Leere herrschte in mir. Ich fühlte rein gar nichts mehr, als hätte jemand einen Schalter in meinem Hirn umgelegt. Gleichgültigkeit hatte den Platz von Verzweiflung und Trauer eingenommen. Ich fühlte mich sogar irgendwie befreit. Die Wolken, die durch meinen Kopf zogen benebelten meine Gedanken und bremsten diese etwas aus, sodass ich wenigstens temporär etwas Ruhe vor dem Chaos in meinem Kopf hatte.

"Das nennst du also frische Luft schnappen?", fragte ich Marcus schmunzelnd und hielt ihm die Tüte vor die Nase. Das glühende Ende näherte sich Marcus' Mund. Er nahm einen langen, tiefen Zug. Als er den Rauch wieder aus seinem Körper ließ, lehnte er sich zurück, gegen die Windschutzscheibe des Wagens und atmete erleichtert auf. "Es eine Möglichkeit seine Gedanken abzuschalten und ich dachte mir, dass du das jetzt brauchen könntest."

Er grinste leicht, blickte hinauf zum Sternenhimmel. "Was ist eigentlich dein Grund, also wieso du auf der Straße gelebt hast?", fragte Marcus neugierig, drehte den Kopf in meine Richtung. Ich lehnte mich ebenfalls nach hinten, winkelte die Beine an und stellte auf der Motorhaube ab. "Nachdem meine kleine Schwester verschwunden ist...ich rede nicht gern darüber..." Marcus schüttelte beschwichtigend den Kopf und machte eine abweisende Bewegung mit der rechten Hand. "Du musst nicht, wenn du nicht willst."

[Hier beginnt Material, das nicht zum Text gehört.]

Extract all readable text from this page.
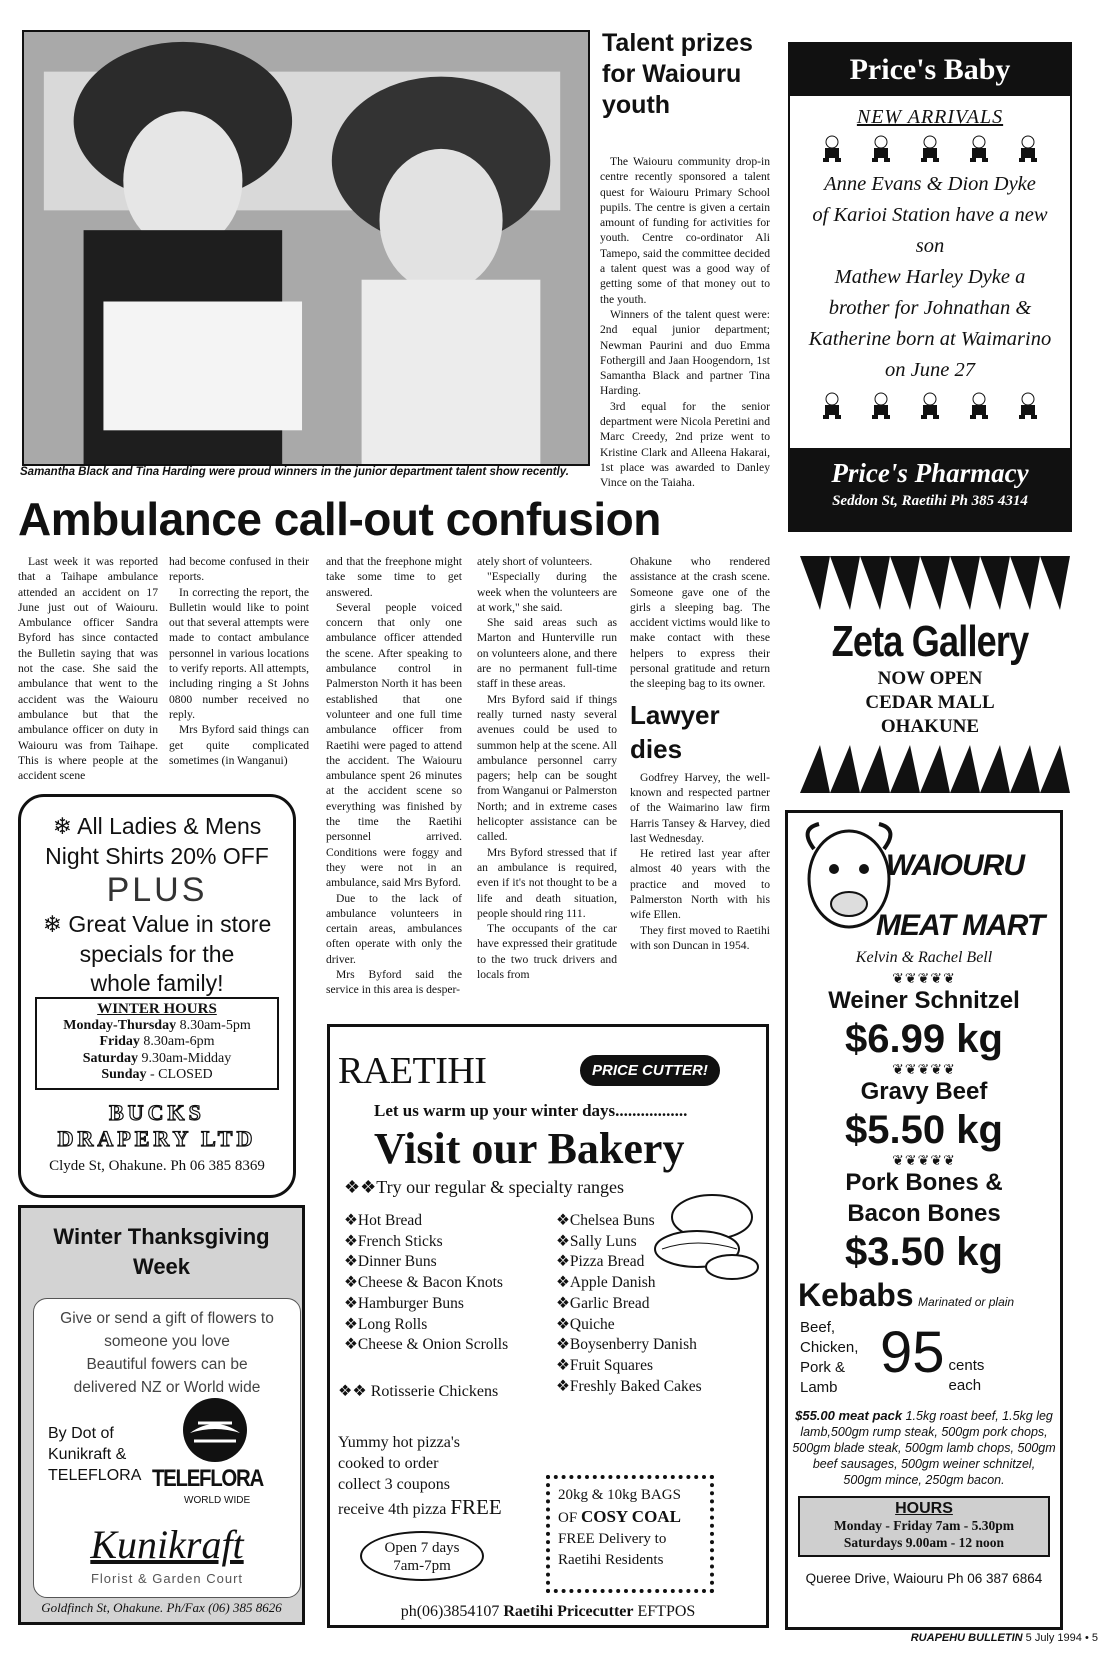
Samantha Black and Tina Harding were proud winners in the junior department talent show recently.
Talent prizes for Waiouru youth

The Waiouru community drop-in centre recently sponsored a talent quest for Waiouru Primary School pupils. The centre is given a certain amount of funding for activities for youth. Centre co-ordinator Ali Tamepo, said the committee decided a talent quest was a good way of getting some of that money out to the youth.

Winners of the talent quest were: 2nd equal junior department; Newman Paurini and duo Emma Fothergill and Jaan Hoogendorn, 1st Samantha Black and partner Tina Harding.

3rd equal for the senior department were Nicola Peretini and Marc Creedy, 2nd prize went to Kristine Clark and Alleena Hakarai, 1st place was awarded to Danley Vince on the Taiaha.

Ambulance call-out confusion

Last week it was reported that a Taihape ambulance attended an accident on 17 June just out of Waiouru. Ambulance officer Sandra Byford has since contacted the Bulletin saying that was not the case. She said the ambulance that went to the accident was the Waiouru ambulance but that the ambulance officer on duty in Waiouru was from Taihape. This is where people at the accident scene

had become confused in their reports.

In correcting the report, the Bulletin would like to point out that several attempts were made to contact ambulance personnel in various locations to verify reports. All attempts, including ringing a St Johns 0800 number received no reply.

Mrs Byford said things can get quite complicated sometimes (in Wanganui)

and that the freephone might take some time to get answered.

Several people voiced concern that only one ambulance officer attended the scene. After speaking to ambulance control in Palmerston North it has been established that one volunteer and one full time ambulance officer from Raetihi were paged to attend the accident. The Waiouru ambulance spent 26 minutes at the accident scene so everything was finished by the time the Raetihi personnel arrived. Conditions were foggy and they were not in an ambulance, said Mrs Byford.

Due to the lack of ambulance volunteers in certain areas, ambulances often operate with only the driver.

Mrs Byford said the service in this area is desper-

ately short of volunteers.

"Especially during the week when the volunteers are at work," she said.

She said areas such as Marton and Hunterville run on volunteers alone, and there are no permanent full-time staff in these areas.

Mrs Byford said if things really turned nasty several avenues could be used to summon help at the scene. All ambulance personnel carry pagers; help can be sought from Wanganui or Palmerston North; and in extreme cases helicopter assistance can be called.

Mrs Byford stressed that if an ambulance is required, even if it's not thought to be a life and death situation, people should ring 111.

The occupants of the car have expressed their gratitude to the two truck drivers and locals from

Ohakune who rendered assistance at the crash scene. Someone gave one of the girls a sleeping bag. The accident victims would like to make contact with these helpers to express their personal gratitude and return the sleeping bag to its owner.

Lawyer dies

Godfrey Harvey, the well-known and respected partner of the Waimarino law firm Harris Tansey & Harvey, died last Wednesday.

He retired last year after almost 40 years with the practice and moved to Palmerston North with his wife Ellen.

They first moved to Raetihi with son Duncan in 1954.

Price's Baby
NEW ARRIVALS
Anne Evans & Dion Dyke
of Karioi Station have a new
son
Mathew Harley Dyke a
brother for Johnathan &
Katherine born at Waimarino
on June 27
Price's Pharmacy
Seddon St, Raetihi Ph 385 4314
Zeta Gallery
NOW OPEN
CEDAR MALL
OHAKUNE
WAIOURU
MEAT MART
Kelvin & Rachel Bell
❦❦❦❦❦
Weiner Schnitzel
$6.99 kg
❦❦❦❦❦
Gravy Beef
$5.50 kg
❦❦❦❦❦
Pork Bones &
Bacon Bones
$3.50 kg
Kebabs Marinated or plain
Beef,
Chicken,
Pork &
Lamb
95 cents
each
$55.00 meat pack 1.5kg roast beef, 1.5kg leg lamb,500gm rump steak, 500gm pork chops, 500gm blade steak, 500gm lamb chops, 500gm beef sausages, 500gm weiner schnitzel, 500gm mince, 250gm bacon.
HOURS
Monday - Friday 7am - 5.30pm
Saturdays 9.00am - 12 noon
Queree Drive, Waiouru Ph 06 387 6864
❄ All Ladies & Mens
Night Shirts 20% OFF
PLUS
❄ Great Value in store
specials for the
whole family!
WINTER HOURS
Monday-Thursday 8.30am-5pm
Friday 8.30am-6pm
Saturday 9.30am-Midday
Sunday - CLOSED
BUCKS
DRAPERY LTD
Clyde St, Ohakune. Ph 06 385 8369
Winter Thanksgiving
Week
Give or send a gift of flowers to
someone you love
Beautiful fowers can be
delivered NZ or World wide
By Dot of
Kunikraft &
TELEFLORA TELEFLORA
WORLD WIDE
Kunikraft
Florist & Garden Court
Goldfinch St, Ohakune. Ph/Fax (06) 385 8626
RAETIHI	PRICE CUTTER!
Let us warm up your winter days.................
Visit our Bakery
❖❖Try our regular & specialty ranges
❖Hot Bread
❖French Sticks
❖Dinner Buns
❖Cheese & Bacon Knots
❖Hamburger Buns
❖Long Rolls
❖Cheese & Onion Scrolls
❖Chelsea Buns
❖Sally Luns
❖Pizza Bread
❖Apple Danish
❖Garlic Bread
❖Quiche
❖Boysenberry Danish
❖Fruit Squares
❖Freshly Baked Cakes
❖❖ Rotisserie Chickens
Yummy hot pizza's
cooked to order
collect 3 coupons
receive 4th pizza FREE
Open 7 days
7am-7pm
20kg & 10kg BAGS
OF COSY COAL
FREE Delivery to
Raetihi Residents
ph(06)3854107 Raetihi Pricecutter EFTPOS
RUAPEHU BULLETIN 5 July 1994 • 5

Ich nickte. "Vielleicht hilft es ja sogar darüber zu reden...also nachdem sie verschwunden ist, bin ich abgestürzt. So richtig. Ich habe täglich zwei, oder drei Flaschen Wein gekillt, bin jedes Wochenende in den Club, um mich mit meinen Freundinnen abzuschießen. Wir haben uns alles reingezogen, was es hier in der Stadt auf dem Markt gibt. Irgendwann kam ich zu dem Punkt, dass ich mich nur noch gut fühlte, wenn ich drauf war. Egal auf was. Es war ein tag täglicher Tanz mit dem Teufel und ich konnte ihm nicht entkommen."

Marcus sah mich wieder an. Er schwieg. Ich schwieg. Diese Stille umhüllte uns wie ein dicker Mantel, doch sie fühlte sich keineswegs unangenehm an. An Marcus' Blick erkannte ich sofort, dass er mich verstehen konnte. Dass er genau wusste, wovon ich redete, als hätte er es selbst durchlebt. Ich schluckte. "Das klingt heftig...das tut mir leid...", meinte er nachdenklich und nahm noch einen Zug.

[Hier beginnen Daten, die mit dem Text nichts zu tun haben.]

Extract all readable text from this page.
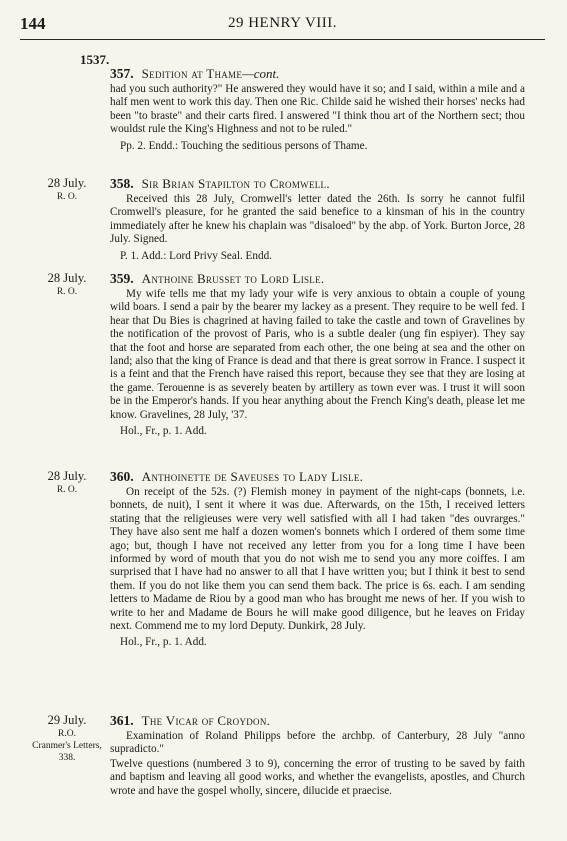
144	29 HENRY VIII.
1537.
357. Sedition at Thame—cont.

had you such authority?" He answered they would have it so; and I said, within a mile and a half men went to work this day. Then one Ric. Childe said he wished their horses' necks had been "to braste" and their carts fired. I answered "I think thou art of the Northern sect; thou wouldst rule the King's Highness and not to be ruled."

Pp. 2. Endd.: Touching the seditious persons of Thame.
28 July.
R. O.
358. Sir Brian Stapilton to Cromwell.

Received this 28 July, Cromwell's letter dated the 26th. Is sorry he cannot fulfil Cromwell's pleasure, for he granted the said benefice to a kinsman of his in the country immediately after he knew his chaplain was "disaloed" by the abp. of York. Burton Jorce, 28 July. Signed.

P. 1. Add.: Lord Privy Seal. Endd.
28 July.
R. O.
359. Anthoine Brusset to Lord Lisle.

My wife tells me that my lady your wife is very anxious to obtain a couple of young wild boars. I send a pair by the bearer my lackey as a present. They require to be well fed. I hear that Du Bies is chagrined at having failed to take the castle and town of Gravelines by the notification of the provost of Paris, who is a subtle dealer (ung fin espiyer). They say that the foot and horse are separated from each other, the one being at sea and the other on land; also that the king of France is dead and that there is great sorrow in France. I suspect it is a feint and that the French have raised this report, because they see that they are losing at the game. Terouenne is as severely beaten by artillery as town ever was. I trust it will soon be in the Emperor's hands. If you hear anything about the French King's death, please let me know. Gravelines, 28 July, '37.

Hol., Fr., p. 1. Add.
28 July.
R. O.
360. Anthoinette de Saveuses to Lady Lisle.

On receipt of the 52s. (?) Flemish money in payment of the night-caps (bonnets, i.e. bonnets, de nuit), I sent it where it was due. Afterwards, on the 15th, I received letters stating that the religieuses were very well satisfied with all I had taken "des ouvrarges." They have also sent me half a dozen women's bonnets which I ordered of them some time ago; but, though I have not received any letter from you for a long time I have been informed by word of mouth that you do not wish me to send you any more coiffes. I am surprised that I have had no answer to all that I have written you; but I think it best to send them. If you do not like them you can send them back. The price is 6s. each. I am sending letters to Madame de Riou by a good man who has brought me news of her. If you wish to write to her and Madame de Bours he will make good diligence, but he leaves on Friday next. Commend me to my lord Deputy. Dunkirk, 28 July.

Hol., Fr., p. 1. Add.
29 July.
R.O.
Cranmer's Letters, 338.
361. The Vicar of Croydon.

Examination of Roland Philipps before the archbp. of Canterbury, 28 July "anno supradicto."

Twelve questions (numbered 3 to 9), concerning the error of trusting to be saved by faith and baptism and leaving all good works, and whether the evangelists, apostles, and Church wrote and have the gospel wholly, sincere, dilucide et praecise.
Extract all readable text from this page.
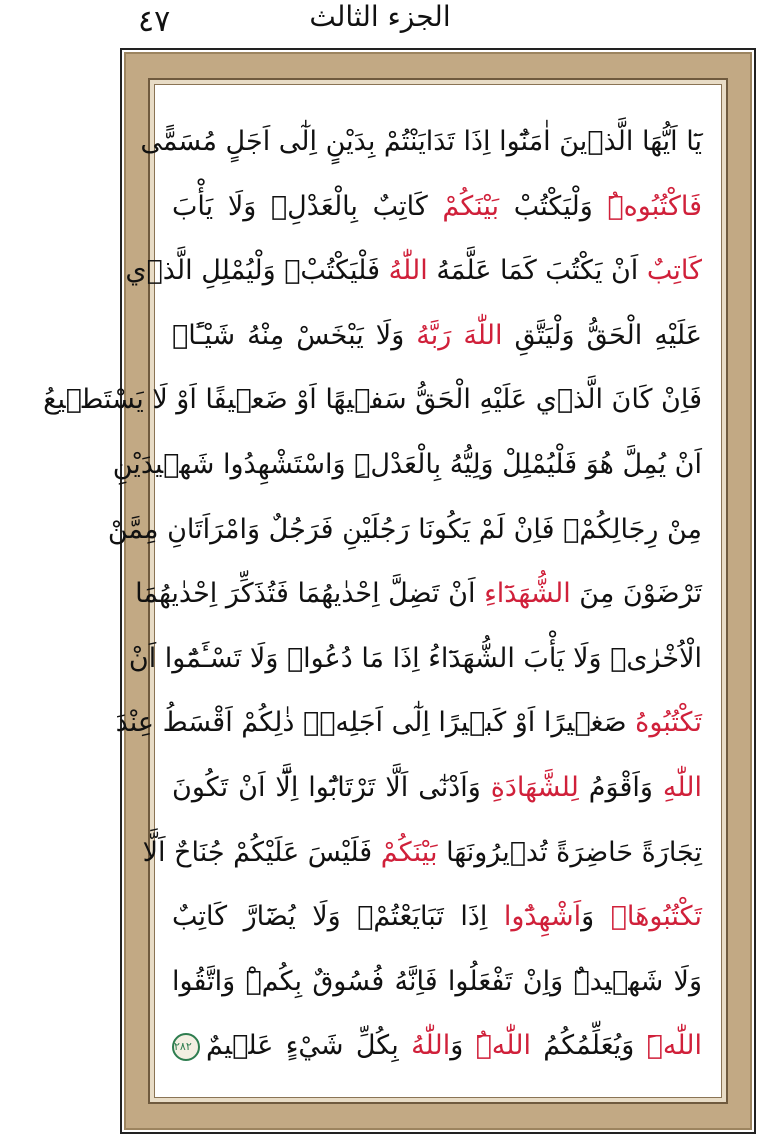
٤٧	الجزء الثالث
يَٓا اَيُّهَا الَّذ۪ينَ اٰمَنُٓوا اِذَا تَدَايَنْتُمْ بِدَيْنٍ اِلٰٓى اَجَلٍ مُسَمًّى
فَاكْتُبُوهُۜ وَلْيَكْتُبْ بَيْنَكُمْ كَاتِبٌ بِالْعَدْلِۖ وَلَا يَأْبَ
كَاتِبٌ اَنْ يَكْتُبَ كَمَا عَلَّمَهُ اللّٰهُ فَلْيَكْتُبْۚ وَلْيُمْلِلِ الَّذ۪ي
عَلَيْهِ الْحَقُّ وَلْيَتَّقِ اللّٰهَ رَبَّهُ وَلَا يَبْخَسْ مِنْهُ شَيْـًٔاۜ
فَاِنْ كَانَ الَّذ۪ي عَلَيْهِ الْحَقُّ سَف۪يهًا اَوْ ضَع۪يفًا اَوْ لَا يَسْتَط۪يعُ
اَنْ يُمِلَّ هُوَ فَلْيُمْلِلْ وَلِيُّهُ بِالْعَدْلِۜ وَاسْتَشْهِدُوا شَه۪يدَيْنِ
مِنْ رِجَالِكُمْۚ فَاِنْ لَمْ يَكُونَا رَجُلَيْنِ فَرَجُلٌ وَامْرَاَتَانِ مِمَّنْ
تَرْضَوْنَ مِنَ الشُّهَدَٓاءِ اَنْ تَضِلَّ اِحْدٰيهُمَا فَتُذَكِّرَ اِحْدٰيهُمَا
الْاُخْرٰىۜ وَلَا يَأْبَ الشُّهَدَٓاءُ اِذَا مَا دُعُواۜ وَلَا تَسْـَٔمُٓوا اَنْ
تَكْتُبُوهُ صَغ۪يرًا اَوْ كَب۪يرًا اِلٰٓى اَجَلِه۪ۜ ذٰلِكُمْ اَقْسَطُ عِنْدَ
اللّٰهِ وَاَقْوَمُ لِلشَّهَادَةِ وَاَدْنٰٓى اَلَّا تَرْتَابُٓوا اِلَّٓا اَنْ تَكُونَ
تِجَارَةً حَاضِرَةً تُد۪يرُونَهَا بَيْنَكُمْ فَلَيْسَ عَلَيْكُمْ جُنَاحٌ اَلَّا
تَكْتُبُوهَاۜ وَاَشْهِدُٓوا اِذَا تَبَايَعْتُمْۖ وَلَا يُضَٓارَّ كَاتِبٌ
وَلَا شَه۪يدٌۜ وَاِنْ تَفْعَلُوا فَاِنَّهُ فُسُوقٌ بِكُمْۜ وَاتَّقُوا
اللّٰهَۜ وَيُعَلِّمُكُمُ اللّٰهُۜ وَاللّٰهُ بِكُلِّ شَيْءٍ عَل۪يمٌ٢٨٢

"Dann bin ich an deinem Rückfall schuld, wie es aussieht..." Er schaute hinab auf den Joint zwischen seinen Fingern und ich musste leise lachen. "Ich bin auf einer Schule voll mit Mördern und Psychopathen, ich glaube Drogen sind zur Zeit mein kleinstes Problem", entgegnete ich.

In der Ferne hörte man auf einmal einen Uhu schreien. Ich blickte hinaus auf das große Feld und seufzte leise. "Ich...ich glaube..." Marcus schaute zu mir und wartete darauf, dass ich meinen Satz zu Ende bringe. "...ich schaffe das alles nicht mehr lang. Diese Schule...ich habe das Gefühl, dass ich mich in diese Welt niemals einfügen kann." Er gab mir die Tüte und ich nahm einen langen Zug.

Ich konnte fühlen, wie der Rauch meine Lungen befüllte. In meinem Rachen hatte ich diesen herben und doch süßlichen Geruch, der in meinen Augen der Himmel auf Erden war. Es war Erleichterung, die sich in mir ausbreitete. Von den Haarwurzeln bos zu den Zehen. "Du bist jetzt doch schon eine ganze Weile hier, willst du wirklich mittendrin aufgeben? Wieder zurück auf die Straße?", fragte Marcus mit diesem unterschwellig vorwurfsvollen Ton.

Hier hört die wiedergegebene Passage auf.